Older versions should use .delegate(), not .live(). I'd update your answer to suggest using that instead.
3

Try to use this instead second code:

$('.row_button').live('click',function(event) {
  ...
});  

Jquery .live attach an event handler for all elements which match the current selector, now and in the future.


Edit

.live is now deprected so use .on insted:

$(document).on("click",".row_button'",function(event) {

});

From Jquery documentation:

$(selector).live(events, data, handler);                // jQuery 1.3+
$(document).delegate(selector, events, data, handler);  // jQuery 1.4.3+
$(document).on(events, selector, data, handler);        // jQuery 1.7+

6 Comments

The live functionality here does not delegate the event to a static container.
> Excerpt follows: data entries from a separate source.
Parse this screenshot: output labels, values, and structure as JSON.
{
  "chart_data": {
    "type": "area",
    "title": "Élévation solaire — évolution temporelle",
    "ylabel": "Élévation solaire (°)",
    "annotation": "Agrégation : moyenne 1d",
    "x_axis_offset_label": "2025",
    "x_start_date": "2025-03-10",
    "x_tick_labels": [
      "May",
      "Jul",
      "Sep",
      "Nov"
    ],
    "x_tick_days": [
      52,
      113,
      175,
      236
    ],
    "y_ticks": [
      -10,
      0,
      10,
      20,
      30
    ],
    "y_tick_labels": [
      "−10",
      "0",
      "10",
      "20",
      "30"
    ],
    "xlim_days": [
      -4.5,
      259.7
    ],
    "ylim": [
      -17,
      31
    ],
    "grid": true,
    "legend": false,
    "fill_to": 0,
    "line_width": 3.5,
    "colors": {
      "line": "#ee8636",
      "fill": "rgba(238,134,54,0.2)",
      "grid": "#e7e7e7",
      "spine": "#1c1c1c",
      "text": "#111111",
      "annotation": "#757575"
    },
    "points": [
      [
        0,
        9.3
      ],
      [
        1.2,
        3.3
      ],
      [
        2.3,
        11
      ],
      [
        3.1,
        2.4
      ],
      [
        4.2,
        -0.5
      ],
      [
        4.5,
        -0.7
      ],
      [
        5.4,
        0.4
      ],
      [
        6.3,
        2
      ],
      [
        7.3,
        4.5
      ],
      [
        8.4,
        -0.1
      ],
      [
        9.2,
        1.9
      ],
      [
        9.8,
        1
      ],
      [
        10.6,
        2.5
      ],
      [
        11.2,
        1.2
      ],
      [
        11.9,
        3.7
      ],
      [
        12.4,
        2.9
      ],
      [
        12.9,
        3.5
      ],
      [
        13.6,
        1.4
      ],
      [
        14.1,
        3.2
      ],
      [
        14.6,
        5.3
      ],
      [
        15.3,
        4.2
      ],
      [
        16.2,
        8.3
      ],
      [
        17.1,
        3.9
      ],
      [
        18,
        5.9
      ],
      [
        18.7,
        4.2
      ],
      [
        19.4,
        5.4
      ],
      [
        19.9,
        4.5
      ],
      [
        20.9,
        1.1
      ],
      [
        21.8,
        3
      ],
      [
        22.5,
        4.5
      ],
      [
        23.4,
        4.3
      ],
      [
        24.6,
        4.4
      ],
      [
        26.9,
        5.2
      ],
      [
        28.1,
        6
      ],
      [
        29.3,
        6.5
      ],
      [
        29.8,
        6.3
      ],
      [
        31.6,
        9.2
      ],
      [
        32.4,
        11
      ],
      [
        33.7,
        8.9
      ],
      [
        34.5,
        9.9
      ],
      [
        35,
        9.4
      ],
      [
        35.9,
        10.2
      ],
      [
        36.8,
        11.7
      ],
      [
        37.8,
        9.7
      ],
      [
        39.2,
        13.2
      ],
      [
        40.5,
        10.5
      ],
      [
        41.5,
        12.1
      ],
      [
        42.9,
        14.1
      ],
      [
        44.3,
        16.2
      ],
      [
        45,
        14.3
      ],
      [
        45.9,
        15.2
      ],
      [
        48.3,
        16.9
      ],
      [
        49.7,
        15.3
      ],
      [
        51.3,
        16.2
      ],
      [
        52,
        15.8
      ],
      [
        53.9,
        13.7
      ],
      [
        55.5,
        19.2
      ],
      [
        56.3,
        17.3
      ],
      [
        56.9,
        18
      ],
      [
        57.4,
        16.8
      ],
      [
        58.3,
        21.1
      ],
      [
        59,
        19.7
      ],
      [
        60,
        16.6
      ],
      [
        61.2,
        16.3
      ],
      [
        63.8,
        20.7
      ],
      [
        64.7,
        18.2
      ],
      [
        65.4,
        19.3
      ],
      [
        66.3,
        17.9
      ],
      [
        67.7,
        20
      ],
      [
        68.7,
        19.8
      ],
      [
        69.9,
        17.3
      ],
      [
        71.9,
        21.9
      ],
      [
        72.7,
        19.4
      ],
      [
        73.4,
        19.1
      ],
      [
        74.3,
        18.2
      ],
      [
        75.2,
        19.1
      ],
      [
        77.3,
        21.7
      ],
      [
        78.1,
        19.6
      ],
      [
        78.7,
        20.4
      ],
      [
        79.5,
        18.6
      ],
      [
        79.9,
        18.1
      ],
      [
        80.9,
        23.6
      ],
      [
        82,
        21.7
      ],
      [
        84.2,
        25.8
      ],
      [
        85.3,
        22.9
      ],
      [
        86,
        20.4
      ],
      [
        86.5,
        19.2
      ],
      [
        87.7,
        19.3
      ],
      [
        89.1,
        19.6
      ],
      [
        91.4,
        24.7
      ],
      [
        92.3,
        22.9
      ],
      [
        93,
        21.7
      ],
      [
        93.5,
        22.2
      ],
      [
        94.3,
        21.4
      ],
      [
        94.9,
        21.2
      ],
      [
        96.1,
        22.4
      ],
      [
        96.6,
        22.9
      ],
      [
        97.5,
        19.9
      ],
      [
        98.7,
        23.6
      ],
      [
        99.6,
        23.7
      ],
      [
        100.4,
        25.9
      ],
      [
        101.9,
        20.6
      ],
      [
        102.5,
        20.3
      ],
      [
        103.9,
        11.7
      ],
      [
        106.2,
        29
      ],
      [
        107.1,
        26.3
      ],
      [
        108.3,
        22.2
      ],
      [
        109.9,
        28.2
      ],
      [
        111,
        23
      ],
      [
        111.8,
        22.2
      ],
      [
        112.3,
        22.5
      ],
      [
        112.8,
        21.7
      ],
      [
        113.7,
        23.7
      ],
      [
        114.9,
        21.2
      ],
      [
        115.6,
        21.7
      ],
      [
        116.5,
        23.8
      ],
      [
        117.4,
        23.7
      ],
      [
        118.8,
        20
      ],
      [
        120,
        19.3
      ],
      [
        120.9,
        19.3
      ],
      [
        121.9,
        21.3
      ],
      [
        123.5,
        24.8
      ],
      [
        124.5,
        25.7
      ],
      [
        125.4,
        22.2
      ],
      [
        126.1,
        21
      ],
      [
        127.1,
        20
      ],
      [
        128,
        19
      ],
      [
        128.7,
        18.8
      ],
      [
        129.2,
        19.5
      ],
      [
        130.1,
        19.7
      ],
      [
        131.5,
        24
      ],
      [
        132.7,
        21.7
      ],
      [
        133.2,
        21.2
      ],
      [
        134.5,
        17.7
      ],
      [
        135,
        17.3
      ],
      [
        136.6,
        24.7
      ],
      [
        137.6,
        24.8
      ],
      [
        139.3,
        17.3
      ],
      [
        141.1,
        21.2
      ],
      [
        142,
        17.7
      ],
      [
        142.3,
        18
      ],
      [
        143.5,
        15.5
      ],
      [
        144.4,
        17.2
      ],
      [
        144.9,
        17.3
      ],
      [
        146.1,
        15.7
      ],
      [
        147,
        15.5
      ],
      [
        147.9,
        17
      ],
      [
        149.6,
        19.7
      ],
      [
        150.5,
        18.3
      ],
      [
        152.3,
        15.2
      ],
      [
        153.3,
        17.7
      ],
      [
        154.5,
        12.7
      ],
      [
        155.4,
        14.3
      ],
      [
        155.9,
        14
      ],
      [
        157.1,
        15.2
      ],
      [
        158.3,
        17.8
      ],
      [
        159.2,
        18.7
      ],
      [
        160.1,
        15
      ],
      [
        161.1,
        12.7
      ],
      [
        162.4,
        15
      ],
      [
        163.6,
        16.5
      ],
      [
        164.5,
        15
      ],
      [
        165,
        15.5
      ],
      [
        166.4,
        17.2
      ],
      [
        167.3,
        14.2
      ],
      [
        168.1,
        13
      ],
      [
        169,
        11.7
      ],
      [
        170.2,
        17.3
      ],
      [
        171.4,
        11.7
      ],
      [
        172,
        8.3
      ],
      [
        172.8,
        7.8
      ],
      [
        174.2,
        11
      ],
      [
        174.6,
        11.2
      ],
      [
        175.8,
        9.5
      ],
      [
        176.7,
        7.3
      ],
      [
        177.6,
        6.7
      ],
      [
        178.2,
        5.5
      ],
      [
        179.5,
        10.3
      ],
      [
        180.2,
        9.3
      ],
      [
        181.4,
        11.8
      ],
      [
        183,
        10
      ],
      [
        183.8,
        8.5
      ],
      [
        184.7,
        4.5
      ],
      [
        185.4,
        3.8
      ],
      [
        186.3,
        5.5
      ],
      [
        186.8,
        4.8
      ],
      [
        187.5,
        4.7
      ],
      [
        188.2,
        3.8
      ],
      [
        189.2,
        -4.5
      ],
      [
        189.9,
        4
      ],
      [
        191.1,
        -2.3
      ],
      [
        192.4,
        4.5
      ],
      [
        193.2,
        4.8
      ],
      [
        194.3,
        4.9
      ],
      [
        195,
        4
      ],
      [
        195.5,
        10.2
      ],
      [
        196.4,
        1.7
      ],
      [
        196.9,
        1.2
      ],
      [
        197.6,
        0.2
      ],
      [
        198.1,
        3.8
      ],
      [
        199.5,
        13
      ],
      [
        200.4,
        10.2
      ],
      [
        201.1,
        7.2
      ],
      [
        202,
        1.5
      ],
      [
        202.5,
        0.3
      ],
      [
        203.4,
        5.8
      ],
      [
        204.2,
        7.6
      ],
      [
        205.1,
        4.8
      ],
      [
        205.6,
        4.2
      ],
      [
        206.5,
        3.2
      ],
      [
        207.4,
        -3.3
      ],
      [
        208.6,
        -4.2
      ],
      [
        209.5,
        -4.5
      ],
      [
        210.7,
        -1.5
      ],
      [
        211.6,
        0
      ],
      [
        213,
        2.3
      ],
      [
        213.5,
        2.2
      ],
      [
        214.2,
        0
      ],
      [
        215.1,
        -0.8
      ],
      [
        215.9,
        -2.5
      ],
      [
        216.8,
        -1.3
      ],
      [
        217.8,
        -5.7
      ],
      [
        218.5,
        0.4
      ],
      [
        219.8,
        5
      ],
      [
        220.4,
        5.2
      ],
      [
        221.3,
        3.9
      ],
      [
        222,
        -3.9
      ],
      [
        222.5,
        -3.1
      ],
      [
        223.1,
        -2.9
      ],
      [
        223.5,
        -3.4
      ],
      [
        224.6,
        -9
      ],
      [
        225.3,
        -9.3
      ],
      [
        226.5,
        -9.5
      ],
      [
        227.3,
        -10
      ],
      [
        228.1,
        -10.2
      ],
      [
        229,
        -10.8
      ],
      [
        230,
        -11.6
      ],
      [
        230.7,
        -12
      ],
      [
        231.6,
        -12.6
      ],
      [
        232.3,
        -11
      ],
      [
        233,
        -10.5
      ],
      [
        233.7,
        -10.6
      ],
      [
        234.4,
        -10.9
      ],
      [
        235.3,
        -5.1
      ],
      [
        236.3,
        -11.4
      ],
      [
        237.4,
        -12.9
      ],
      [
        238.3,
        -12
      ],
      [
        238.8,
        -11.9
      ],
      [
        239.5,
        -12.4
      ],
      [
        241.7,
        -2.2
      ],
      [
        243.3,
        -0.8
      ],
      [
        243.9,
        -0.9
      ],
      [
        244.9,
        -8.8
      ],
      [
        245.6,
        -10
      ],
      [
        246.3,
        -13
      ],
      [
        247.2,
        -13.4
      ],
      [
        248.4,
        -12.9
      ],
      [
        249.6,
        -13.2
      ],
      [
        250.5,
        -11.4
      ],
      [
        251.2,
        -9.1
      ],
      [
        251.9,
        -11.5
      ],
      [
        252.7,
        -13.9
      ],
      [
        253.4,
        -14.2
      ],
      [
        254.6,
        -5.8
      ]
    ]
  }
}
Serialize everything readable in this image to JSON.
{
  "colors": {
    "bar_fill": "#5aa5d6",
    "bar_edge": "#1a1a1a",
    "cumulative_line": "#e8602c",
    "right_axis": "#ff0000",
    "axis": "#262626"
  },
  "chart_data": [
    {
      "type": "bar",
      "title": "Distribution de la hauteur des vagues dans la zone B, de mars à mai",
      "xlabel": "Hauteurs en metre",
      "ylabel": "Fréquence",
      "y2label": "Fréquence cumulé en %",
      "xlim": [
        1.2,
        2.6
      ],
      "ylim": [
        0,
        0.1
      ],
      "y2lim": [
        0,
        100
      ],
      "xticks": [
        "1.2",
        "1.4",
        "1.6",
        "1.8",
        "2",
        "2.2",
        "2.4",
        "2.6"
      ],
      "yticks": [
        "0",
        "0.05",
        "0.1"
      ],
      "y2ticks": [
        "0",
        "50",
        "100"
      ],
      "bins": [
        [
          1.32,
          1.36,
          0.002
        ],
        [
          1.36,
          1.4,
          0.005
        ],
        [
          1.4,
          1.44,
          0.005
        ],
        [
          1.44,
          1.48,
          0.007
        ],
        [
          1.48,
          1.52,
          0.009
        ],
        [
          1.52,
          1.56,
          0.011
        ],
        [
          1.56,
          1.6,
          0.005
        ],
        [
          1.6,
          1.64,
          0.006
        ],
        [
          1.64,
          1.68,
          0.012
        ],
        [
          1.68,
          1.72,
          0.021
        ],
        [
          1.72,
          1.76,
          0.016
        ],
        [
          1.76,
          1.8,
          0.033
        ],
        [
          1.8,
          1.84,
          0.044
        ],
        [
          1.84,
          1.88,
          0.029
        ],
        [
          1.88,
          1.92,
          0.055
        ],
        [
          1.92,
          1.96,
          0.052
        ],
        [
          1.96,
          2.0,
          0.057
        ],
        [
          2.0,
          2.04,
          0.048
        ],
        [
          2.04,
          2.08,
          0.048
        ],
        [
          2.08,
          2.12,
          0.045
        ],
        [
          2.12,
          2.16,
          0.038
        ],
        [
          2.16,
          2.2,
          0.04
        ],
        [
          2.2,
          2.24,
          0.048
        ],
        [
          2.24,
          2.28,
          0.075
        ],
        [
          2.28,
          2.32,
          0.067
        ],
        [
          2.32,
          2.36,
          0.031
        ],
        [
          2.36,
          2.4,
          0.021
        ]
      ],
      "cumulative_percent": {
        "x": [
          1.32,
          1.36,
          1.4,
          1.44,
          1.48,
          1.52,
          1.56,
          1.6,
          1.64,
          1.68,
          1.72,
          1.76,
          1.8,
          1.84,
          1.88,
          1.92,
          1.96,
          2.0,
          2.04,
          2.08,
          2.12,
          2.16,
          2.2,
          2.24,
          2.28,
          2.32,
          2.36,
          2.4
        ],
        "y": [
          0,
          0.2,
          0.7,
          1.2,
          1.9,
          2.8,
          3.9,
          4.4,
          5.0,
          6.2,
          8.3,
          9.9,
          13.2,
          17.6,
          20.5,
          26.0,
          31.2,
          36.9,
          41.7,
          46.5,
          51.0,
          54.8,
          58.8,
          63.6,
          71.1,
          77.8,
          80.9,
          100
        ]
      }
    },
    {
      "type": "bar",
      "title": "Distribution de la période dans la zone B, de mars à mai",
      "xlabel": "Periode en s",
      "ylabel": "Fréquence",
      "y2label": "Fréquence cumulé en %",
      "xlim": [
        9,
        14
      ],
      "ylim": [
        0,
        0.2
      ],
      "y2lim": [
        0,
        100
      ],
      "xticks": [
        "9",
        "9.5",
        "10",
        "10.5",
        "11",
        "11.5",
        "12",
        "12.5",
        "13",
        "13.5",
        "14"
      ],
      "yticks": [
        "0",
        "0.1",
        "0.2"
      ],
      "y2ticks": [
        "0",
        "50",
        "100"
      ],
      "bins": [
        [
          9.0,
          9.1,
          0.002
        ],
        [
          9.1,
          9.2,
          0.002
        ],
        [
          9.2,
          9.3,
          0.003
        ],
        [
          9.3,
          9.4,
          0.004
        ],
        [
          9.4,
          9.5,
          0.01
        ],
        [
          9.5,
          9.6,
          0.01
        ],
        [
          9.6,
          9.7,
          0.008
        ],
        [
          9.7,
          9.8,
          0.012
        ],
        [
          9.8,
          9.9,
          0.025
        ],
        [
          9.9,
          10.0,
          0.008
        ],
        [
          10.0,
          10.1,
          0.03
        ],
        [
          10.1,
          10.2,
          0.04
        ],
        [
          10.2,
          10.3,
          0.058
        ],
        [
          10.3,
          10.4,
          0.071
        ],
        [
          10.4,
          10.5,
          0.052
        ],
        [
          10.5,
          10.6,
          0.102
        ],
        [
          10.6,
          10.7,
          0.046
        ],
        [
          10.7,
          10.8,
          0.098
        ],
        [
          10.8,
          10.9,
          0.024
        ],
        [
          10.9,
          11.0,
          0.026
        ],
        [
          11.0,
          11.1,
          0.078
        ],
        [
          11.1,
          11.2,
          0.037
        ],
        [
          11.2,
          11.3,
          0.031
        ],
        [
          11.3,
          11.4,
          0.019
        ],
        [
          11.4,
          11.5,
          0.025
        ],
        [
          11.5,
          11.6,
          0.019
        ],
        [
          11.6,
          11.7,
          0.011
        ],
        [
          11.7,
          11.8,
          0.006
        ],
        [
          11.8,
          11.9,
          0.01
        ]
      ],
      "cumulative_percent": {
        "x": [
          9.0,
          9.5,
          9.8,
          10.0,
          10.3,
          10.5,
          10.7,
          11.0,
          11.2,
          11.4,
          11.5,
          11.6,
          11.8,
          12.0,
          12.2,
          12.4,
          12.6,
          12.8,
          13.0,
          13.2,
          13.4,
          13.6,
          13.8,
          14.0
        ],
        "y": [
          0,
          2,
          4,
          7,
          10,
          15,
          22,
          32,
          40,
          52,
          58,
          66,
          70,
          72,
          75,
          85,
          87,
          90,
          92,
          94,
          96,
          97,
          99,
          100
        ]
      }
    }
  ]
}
The 'row-button' is propagated within the ajax call. What do you think using 'live' here is achieving?
@Ohgodwhy .live() does delegate events, which is what they want. It's the same as doing $(document).on('click', '.row_button', function() {...}); or $(document).delegate('.row_button', 'click', function() {...}):, but also happens to be deprecated.
@GeenHenk Yup, +1 for delegate since live is deprecated.
@Anthony Grist the point I was making that using live in that scenario is doing nothing. You're not using live to delegate the click handler to a static container. Without doing such, it's effectively useless. SOrry you were confused.